Оба замолкли, прислушиваясь, но только остальные капли падали с кровли в лужу – все было безмолвно.
– Это тень из окон, – сказал, ободрясь, Зеленский.
– В исходе десятого, по моим часам (князь отдал их Зеленскому), ты проведешь коней для нас и для Варвары Михайловны за садовою стеной к старой башне. Я с ней выйду туда – и поминайте как звали. Надеешься ли ты сделать это незаметно?
– Теперь если бы конюхов положить в пушку и выстрелить, так они и тогда бы не проснулись от хмеля.
– Условный знак – два свистка, ответ – удар в ладоши!
Оба потихоньку прокрались в разные стороны.
– Ну что же, homo di poco fede (маловерный), каковы женщины? – сказал, засмеявшись, хорунжий Солтык Льву Колонтаю, подслушав тайну беседы. – Этот Маевский, право, лихой малый – он в один миг обернул около пальца твою суровую красоту; ей-ей, я хочу проситься к нему в ученики!
– Кровь! – произнес Колонтай едва внятно; так гнев задушил его голос. – Коварная обымет труп своего обольстителя!
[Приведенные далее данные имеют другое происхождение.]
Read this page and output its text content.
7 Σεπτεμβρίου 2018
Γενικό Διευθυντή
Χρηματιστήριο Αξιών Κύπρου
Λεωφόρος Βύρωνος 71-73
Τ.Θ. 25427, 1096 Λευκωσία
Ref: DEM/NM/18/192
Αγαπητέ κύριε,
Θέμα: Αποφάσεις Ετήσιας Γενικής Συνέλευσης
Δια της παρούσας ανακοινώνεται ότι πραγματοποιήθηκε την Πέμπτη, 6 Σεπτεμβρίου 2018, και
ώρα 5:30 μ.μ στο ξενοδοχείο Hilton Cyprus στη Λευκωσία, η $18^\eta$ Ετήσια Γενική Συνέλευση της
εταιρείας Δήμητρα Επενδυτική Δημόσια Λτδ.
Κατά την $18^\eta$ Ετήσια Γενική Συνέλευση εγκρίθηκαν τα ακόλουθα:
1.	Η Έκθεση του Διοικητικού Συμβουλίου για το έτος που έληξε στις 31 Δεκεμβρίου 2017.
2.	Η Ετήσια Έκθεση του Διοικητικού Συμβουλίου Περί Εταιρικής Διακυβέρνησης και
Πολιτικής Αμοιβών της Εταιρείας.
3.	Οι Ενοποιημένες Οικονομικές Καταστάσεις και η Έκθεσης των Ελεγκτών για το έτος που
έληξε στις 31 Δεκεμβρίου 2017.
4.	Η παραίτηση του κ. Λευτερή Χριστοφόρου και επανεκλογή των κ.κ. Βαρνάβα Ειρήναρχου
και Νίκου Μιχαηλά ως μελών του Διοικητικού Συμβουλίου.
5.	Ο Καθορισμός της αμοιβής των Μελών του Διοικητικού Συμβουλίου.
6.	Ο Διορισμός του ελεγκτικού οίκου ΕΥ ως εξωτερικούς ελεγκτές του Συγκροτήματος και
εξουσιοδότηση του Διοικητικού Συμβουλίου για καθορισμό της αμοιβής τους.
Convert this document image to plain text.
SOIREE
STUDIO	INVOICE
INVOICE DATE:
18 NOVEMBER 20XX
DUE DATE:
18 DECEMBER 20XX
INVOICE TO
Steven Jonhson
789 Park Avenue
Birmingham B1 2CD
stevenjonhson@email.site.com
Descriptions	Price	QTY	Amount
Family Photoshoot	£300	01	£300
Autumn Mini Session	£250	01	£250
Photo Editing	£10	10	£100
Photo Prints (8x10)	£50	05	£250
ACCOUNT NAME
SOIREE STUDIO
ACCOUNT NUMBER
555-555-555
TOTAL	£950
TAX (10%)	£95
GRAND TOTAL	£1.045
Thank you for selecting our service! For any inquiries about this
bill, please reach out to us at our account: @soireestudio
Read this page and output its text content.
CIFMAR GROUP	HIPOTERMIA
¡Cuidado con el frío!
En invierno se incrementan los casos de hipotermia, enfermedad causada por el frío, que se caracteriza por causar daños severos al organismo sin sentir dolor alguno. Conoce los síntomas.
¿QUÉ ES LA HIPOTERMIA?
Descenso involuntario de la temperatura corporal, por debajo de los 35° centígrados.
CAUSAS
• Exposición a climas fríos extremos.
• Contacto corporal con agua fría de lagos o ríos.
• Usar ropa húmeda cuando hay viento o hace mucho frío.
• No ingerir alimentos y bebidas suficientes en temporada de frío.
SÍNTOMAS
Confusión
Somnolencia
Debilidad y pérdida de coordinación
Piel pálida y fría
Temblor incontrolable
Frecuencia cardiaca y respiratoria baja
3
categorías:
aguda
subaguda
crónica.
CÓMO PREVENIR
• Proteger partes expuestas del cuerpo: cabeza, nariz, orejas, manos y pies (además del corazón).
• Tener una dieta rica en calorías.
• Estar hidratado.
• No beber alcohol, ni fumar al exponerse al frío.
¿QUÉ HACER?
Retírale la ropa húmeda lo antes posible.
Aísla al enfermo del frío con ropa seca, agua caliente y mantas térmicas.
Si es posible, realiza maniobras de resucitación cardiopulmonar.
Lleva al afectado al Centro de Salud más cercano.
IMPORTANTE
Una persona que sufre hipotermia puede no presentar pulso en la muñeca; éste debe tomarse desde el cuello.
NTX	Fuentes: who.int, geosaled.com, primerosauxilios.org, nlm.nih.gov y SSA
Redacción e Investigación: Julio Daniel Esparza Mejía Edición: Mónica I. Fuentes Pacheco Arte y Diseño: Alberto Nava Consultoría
– Полно дурачиться, милый друг! Если бы мстить за каждую неверность жен и любовниц, так польскому королю пришлось бы набирать амазонские дружины, чтоб воевать с неприятелями. Последуй мне: я с отчаяния глотаю рюмку венгерского, выучиваю новую песню, влюбляюсь снова – и утешен!
– Но кто этот злодей? Как мог он?..
– Это мне самому любопытно узнать, diletto amico mio [5]. Однако ж здесь сыро – и мне хочется сказать пани Ласской, что она танцует, как ангел, если ангелы танцуют. До свидания.
Несколько минут стоял Колонтай неподвижен от гнева и огорчения – и мстительные замыслы вращались в голове его. Наконец он пришел в себя – и тихо возвратился к дому.
Не предчувствуя грозы, готовой разразиться над его головою, князь Серебряный, строя воздушные замки, полон надеждою и любовию, поглядывал на большие стенные часы, которые, будто краковская ратуша, стояли в углу, разукрашены фольгою и резьбою. Душа его прильнула к самой стрелке, и всякий раз, когда раздавался звон четвертей, – высоко билось сердце наблюдателя. Уже была половина десятого, но чем ближе подходила медленно переступающая стрелка к желанной мете, тем сильнее теснился страх в грудь его, – то хотелось ему отдалить роковую минуту, то видеть ее далеко за собою. В это время он заметил Льва Колонтая подле Варвары в жарком объяснении. Казалось, он укорял ее, она уговаривала его с нежностию – сомнения снова проникли в сердце князя и умножили тоску ожидания. Сложа накрест руки и грозно бросая взоры то на Колонтая, то на часы, – стоял он, будто прикован к одному месту.